Crescimento dos autônomos
Além dos trabalhadores informais, outra categoria que tem se expandido no Brasil é a dos autônomos, ou trabalhadores “por conta própria”. De acordo com os dados de 2024, o Brasil registrou 26 milhões de autônomos, pessoas que trabalham por conta própria, sem vínculo empregatício, mas que podem ser considerados empreendedores ou prestadores de serviços individuais.
Esse crescimento reflete uma tendência crescente de desburocratização e flexibilidade no mercado de trabalho, com muitas pessoas buscando alternativas ao emprego formal devido à falta de oportunidades ou à busca por maior autonomia e liberdade.
Implicações para a qualidade de vida e direitos trabalhistas
O aumento do trabalho informal no Brasil tem implicações significativas para a qualidade de vida dos trabalhadores e para a estrutura econômica do país.
Trabalhadores informais não têm acesso a benefícios como férias remuneradas, 13º salário, e não estão protegidos contra demissões injustificadas. Isso os coloca em uma situação de vulnerabilidade social, uma vez que estão mais expostos a crises econômicas e à instabilidade no emprego.

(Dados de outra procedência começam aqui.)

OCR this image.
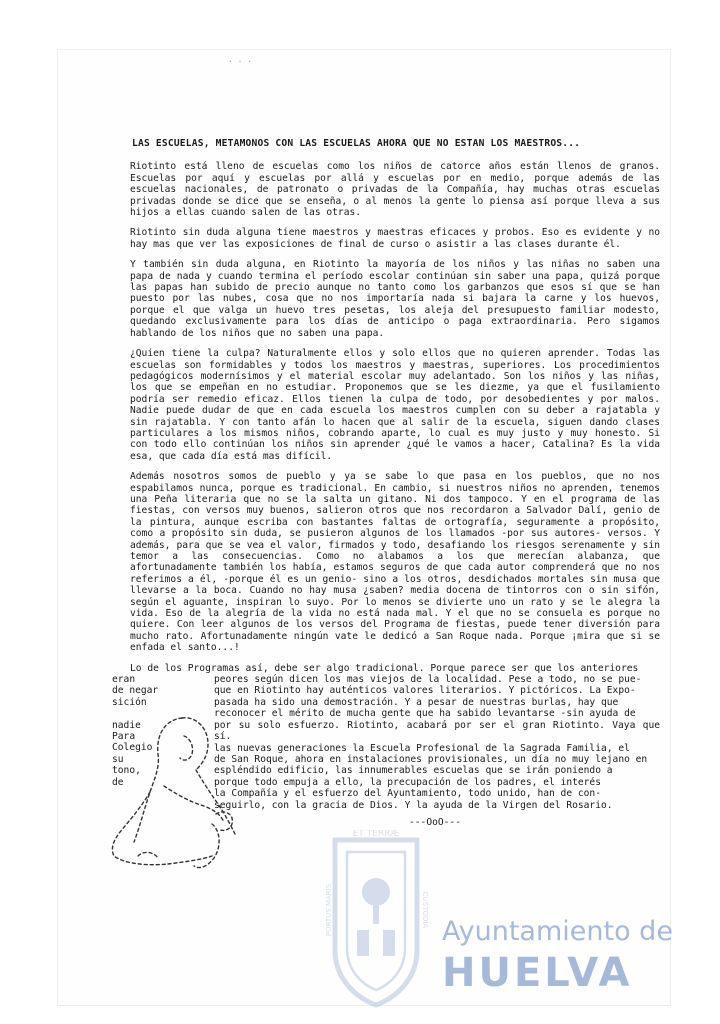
· · ·
LAS ESCUELAS, METAMONOS CON LAS ESCUELAS AHORA QUE NO ESTAN LOS MAESTROS...
Riotinto está lleno de escuelas como los niños de catorce años están llenos de granos. Escuelas por aquí y escuelas por allá y escuelas por en medio, porque además de las escuelas nacionales, de patronato o privadas de la Compañía, hay muchas otras escuelas privadas donde se dice que se enseña, o al menos la gente lo piensa así porque lleva a sus hijos a ellas cuando salen de las otras.
Riotinto sin duda alguna tiene maestros y maestras eficaces y probos. Eso es evidente y no hay mas que ver las exposiciones de final de curso o asistir a las clases durante él.
Y también sin duda alguna, en Riotinto la mayoría de los niños y las niñas no saben una papa de nada y cuando termina el período escolar continúan sin saber una papa, quizá porque las papas han subido de precio aunque no tanto como los garbanzos que esos sí que se han puesto por las nubes, cosa que no nos importaría nada si bajara la carne y los huevos, porque el que valga un huevo tres pesetas, los aleja del presupuesto familiar modesto, quedando exclusivamente para los días de anticipo o paga extraordinaria. Pero sigamos hablando de los niños que no saben una papa.
¿Quien tiene la culpa? Naturalmente ellos y solo ellos que no quieren aprender. Todas las escuelas son formidables y todos los maestros y maestras, superiores. Los procedimientos pedagógicos modernísimos y el material escolar muy adelantado. Son los niños y las niñas, los que se empeñan en no estudiar. Proponemos que se les diezme, ya que el fusilamiento podría ser remedio eficaz. Ellos tienen la culpa de todo, por desobedientes y por malos. Nadie puede dudar de que en cada escuela los maestros cumplen con su deber a rajatabla y sin rajatabla. Y con tanto afán lo hacen que al salir de la escuela, siguen dando clases particulares a los mismos niños, cobrando aparte, lo cual es muy justo y muy honesto. Si con todo ello continúan los niños sin aprender ¿qué le vamos a hacer, Catalina? Es la vida esa, que cada día está mas difícil.
Además nosotros somos de pueblo y ya se sabe lo que pasa en los pueblos, que no nos espabilamos nunca, porque es tradicional. En cambio, si nuestros niños no aprenden, tenemos una Peña literaria que no se la salta un gitano. Ni dos tampoco. Y en el programa de las fiestas, con versos muy buenos, salieron otros que nos recordaron a Salvador Dalí, genio de la pintura, aunque escriba con bastantes faltas de ortografía, seguramente a propósito, como a propósito sin duda, se pusieron algunos de los llamados -por sus autores- versos. Y además, para que se vea el valor, firmados y todo, desafiando los riesgos serenamente y sin temor a las consecuencias. Como no alabamos a los que merecían alabanza, que afortunadamente también los había, estamos seguros de que cada autor comprenderá que no nos referimos a él, -porque él es un genio- sino a los otros, desdichados mortales sin musa que llevarse a la boca. Cuando no hay musa ¿saben? media docena de tintorros con o sin sifón, según el aguante, inspiran lo suyo. Por lo menos se divierte uno un rato y se le alegra la vida. Eso de la alegría de la vida no está nada mal. Y el que no se consuela es porque no quiere. Con leer algunos de los versos del Programa de fiestas, puede tener diversión para mucho rato. Afortunadamente ningún vate le dedicó a San Roque nada. Porque ¡mira que si se enfada el santo...!
Lo de los Programas así, debe ser algo tradicional. Porque parece ser que los anteriores
eran
de negar
sición
nadie
Para
Colegio
su
tono,
de
peores según dicen los mas viejos de la localidad. Pese a todo, no se pue-
que en Riotinto hay auténticos valores literarios. Y pictóricos. La Expo-
pasada ha sido una demostración. Y a pesar de nuestras burlas, hay que
reconocer el mérito de mucha gente que ha sabido levantarse -sin ayuda de
por su solo esfuerzo. Riotinto, acabará por ser el gran Riotinto. Vaya que sí.
las nuevas generaciones la Escuela Profesional de la Sagrada Familia, el
de San Roque, ahora en instalaciones provisionales, un día no muy lejano en
espléndido edificio, las innumerables escuelas que se irán poniendo a
porque todo empuja a ello, la precupación de los padres, el interés
la Compañía y el esfuerzo del Ayuntamiento, todo unido, han de con-
seguirlo, con la gracia de Dios. Y la ayuda de la Virgen del Rosario.
---OoO---
ET TERRÆ
PORTUS MARIS	CUSTODIA
Ayuntamiento de
HUELVA
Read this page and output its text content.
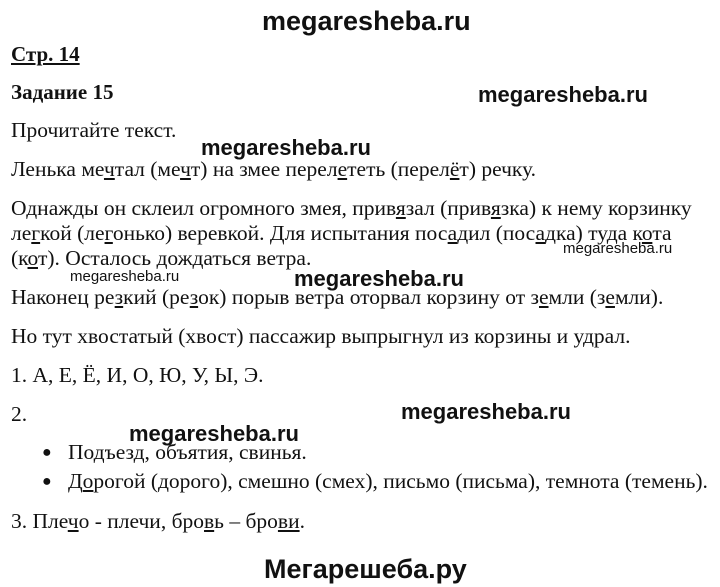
megaresheba.ru
megaresheba.ru
megaresheba.ru
megaresheba.ru
megaresheba.ru	megaresheba.ru
megaresheba.ru
megaresheba.ru
Мегарешеба.ру
Стр. 14
Задание 15
Прочитайте текст.
Ленька мечтал (мечт) на змее перелететь (перелёт) речку.
Однажды он склеил огромного змея, привязал (привязка) к нему корзинку
легкой (легонько) веревкой. Для испытания посадил (посадка) туда кота
(кот). Осталось дождаться ветра.
Наконец резкий (резок) порыв ветра оторвал корзину от земли (земли).
Но тут хвостатый (хвост) пассажир выпрыгнул из корзины и удрал.
1. А, Е, Ё, И, О, Ю, У, Ы, Э.
2.
● Подъезд, объятия, свинья.
● Дорогой (дорого), смешно (смех), письмо (письма), темнота (темень).
3. Плечо - плечи, бровь – брови.
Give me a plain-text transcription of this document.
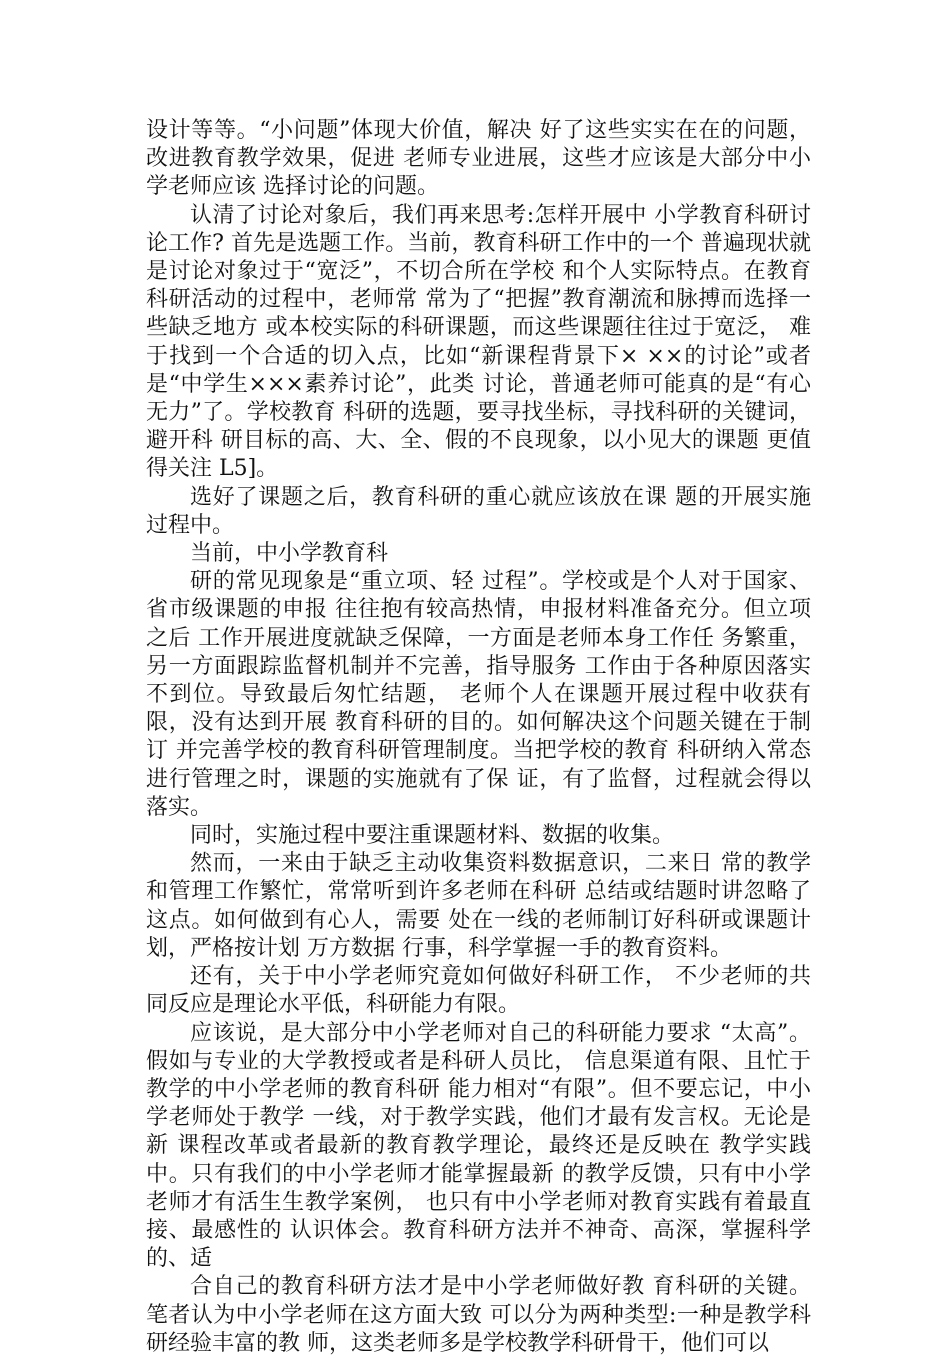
设计等等。“小问题”体现大价值，解决 好了这些实实在在的问题，改进教育教学效果，促进 老师专业进展，这些才应该是大部分中小学老师应该 选择讨论的问题。

认清了讨论对象后，我们再来思考:怎样开展中 小学教育科研讨论工作? 首先是选题工作。当前，教育科研工作中的一个 普遍现状就是讨论对象过于“宽泛”，不切合所在学校 和个人实际特点。在教育科研活动的过程中，老师常 常为了“把握”教育潮流和脉搏而选择一些缺乏地方 或本校实际的科研课题，而这些课题往往过于宽泛， 难于找到一个合适的切入点，比如“新课程背景下× ××的讨论”或者是“中学生×××素养讨论”，此类 讨论，普通老师可能真的是“有心无力”了。学校教育 科研的选题，要寻找坐标，寻找科研的关键词，避开科 研目标的高、大、全、假的不良现象，以小见大的课题 更值得关注 L5]。

选好了课题之后，教育科研的重心就应该放在课 题的开展实施过程中。

当前，中小学教育科

研的常见现象是“重立项、轻 过程”。学校或是个人对于国家、省市级课题的申报 往往抱有较高热情，申报材料准备充分。但立项之后 工作开展进度就缺乏保障，一方面是老师本身工作任 务繁重，另一方面跟踪监督机制并不完善，指导服务 工作由于各种原因落实不到位。导致最后匆忙结题， 老师个人在课题开展过程中收获有限，没有达到开展 教育科研的目的。如何解决这个问题关键在于制订 并完善学校的教育科研管理制度。当把学校的教育 科研纳入常态进行管理之时，课题的实施就有了保 证，有了监督，过程就会得以落实。

同时，实施过程中要注重课题材料、数据的收集。

然而，一来由于缺乏主动收集资料数据意识，二来日 常的教学和管理工作繁忙，常常听到许多老师在科研 总结或结题时讲忽略了这点。如何做到有心人，需要 处在一线的老师制订好科研或课题计划，严格按计划 万方数据 行事，科学掌握一手的教育资料。

还有，关于中小学老师究竟如何做好科研工作， 不少老师的共同反应是理论水平低，科研能力有限。

应该说，是大部分中小学老师对自己的科研能力要求 “太高”。假如与专业的大学教授或者是科研人员比， 信息渠道有限、且忙于教学的中小学老师的教育科研 能力相对“有限”。但不要忘记，中小学老师处于教学 一线，对于教学实践，他们才最有发言权。无论是新 课程改革或者最新的教育教学理论，最终还是反映在 教学实践中。只有我们的中小学老师才能掌握最新 的教学反馈，只有中小学老师才有活生生教学案例， 也只有中小学老师对教育实践有着最直接、最感性的 认识体会。教育科研方法并不神奇、高深，掌握科学 的、适

合自己的教育科研方法才是中小学老师做好教 育科研的关键。笔者认为中小学老师在这方面大致 可以分为两种类型:一种是教学科研经验丰富的教 师，这类老师多是学校教学科研骨干，他们可以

Além disso, a falta de vínculo formal dificulta o acesso desses trabalhadores a outros direitos trabalhistas e previdenciários, o que pode comprometer sua aposentadoria e outros benefícios no futuro.
O futuro desse cenário dependerá da capacidade do Brasil de equilibrar crescimento econômico com segurança e justiça social para todos os seus cidadãos.